SDN is an IT architecture that centralizes network intelligence in software-based controllers, allowing for a broad view of the network, according to the Open Networking Foundation, a nonprofit that promotes SDN.

Pentagon officials are looking for such an all-encompassing view of the Defense Department information networks (DODIN). Acting CIO Terry Halvorsen has touted SDN as central to improving network security and called on the department to "embrace the software-defined mission."

Moreover, the Pentagon's IT infrastructure agency, the Defense Information Systems Agency, has formed an SDN working group to examine potential uses for the architecture on the DODIN.

SDN will "change the operating model" and cost structure of managing data networks, predicted Angela Heise, a vice president at Lockheed Martin. She and her colleagues have pegged increased use of SDN as one of the "major technology changes around networks" that will take place in the next five years.  

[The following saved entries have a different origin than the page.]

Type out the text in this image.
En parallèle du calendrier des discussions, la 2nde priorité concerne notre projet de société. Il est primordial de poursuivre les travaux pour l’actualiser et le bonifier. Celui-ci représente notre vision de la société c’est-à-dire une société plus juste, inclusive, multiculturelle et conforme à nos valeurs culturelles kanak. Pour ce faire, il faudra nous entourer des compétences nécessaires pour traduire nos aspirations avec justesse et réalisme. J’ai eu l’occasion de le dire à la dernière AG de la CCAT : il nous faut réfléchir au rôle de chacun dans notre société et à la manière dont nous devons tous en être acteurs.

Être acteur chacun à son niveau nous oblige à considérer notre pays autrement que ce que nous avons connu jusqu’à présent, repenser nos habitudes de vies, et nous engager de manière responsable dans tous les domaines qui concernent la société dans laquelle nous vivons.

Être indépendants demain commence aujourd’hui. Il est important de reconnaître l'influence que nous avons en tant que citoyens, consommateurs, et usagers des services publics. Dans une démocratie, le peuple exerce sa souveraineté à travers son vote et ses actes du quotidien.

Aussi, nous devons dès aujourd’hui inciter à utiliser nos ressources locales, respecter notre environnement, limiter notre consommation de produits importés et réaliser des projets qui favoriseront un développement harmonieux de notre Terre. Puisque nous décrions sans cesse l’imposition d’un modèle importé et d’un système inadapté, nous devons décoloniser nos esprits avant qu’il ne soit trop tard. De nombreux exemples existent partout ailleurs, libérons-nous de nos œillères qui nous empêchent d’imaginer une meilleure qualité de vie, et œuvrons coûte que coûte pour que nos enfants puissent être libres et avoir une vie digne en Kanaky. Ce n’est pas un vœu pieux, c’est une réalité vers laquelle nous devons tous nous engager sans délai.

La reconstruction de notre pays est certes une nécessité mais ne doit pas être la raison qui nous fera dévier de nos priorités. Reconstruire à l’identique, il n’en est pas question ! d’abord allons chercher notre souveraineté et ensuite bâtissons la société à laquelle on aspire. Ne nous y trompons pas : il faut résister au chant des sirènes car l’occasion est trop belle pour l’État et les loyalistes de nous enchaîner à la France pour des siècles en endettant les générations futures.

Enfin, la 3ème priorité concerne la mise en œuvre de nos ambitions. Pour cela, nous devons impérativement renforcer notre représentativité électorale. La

The Bethesda, Md.-based defense giant has invested in the architecture in the belief that SDN could "transform" the DODIN and "provide a better and more affordable capability for the customer," she added.

Lockheed responded to a request for information DISA issued in December that called for industry help in three specific use cases, including reducing high latency in connectivity between data centers. Current connectivity methods are in part “preventing DISA from using state of the art replication and redundancy,” an RFI draft states.

But it is not all new investments for Lockheed in defending DOD networks.

The "Cyber Kill Chain," the firm's framework for breaking down cyber intrusions into phases, is still in some ways Lockheed’s bread-and-butter for cyber defense. The firm has put its cyber analysts and their government counterparts through "intensive training" in how to use the framework to help defend the DODIN, she said.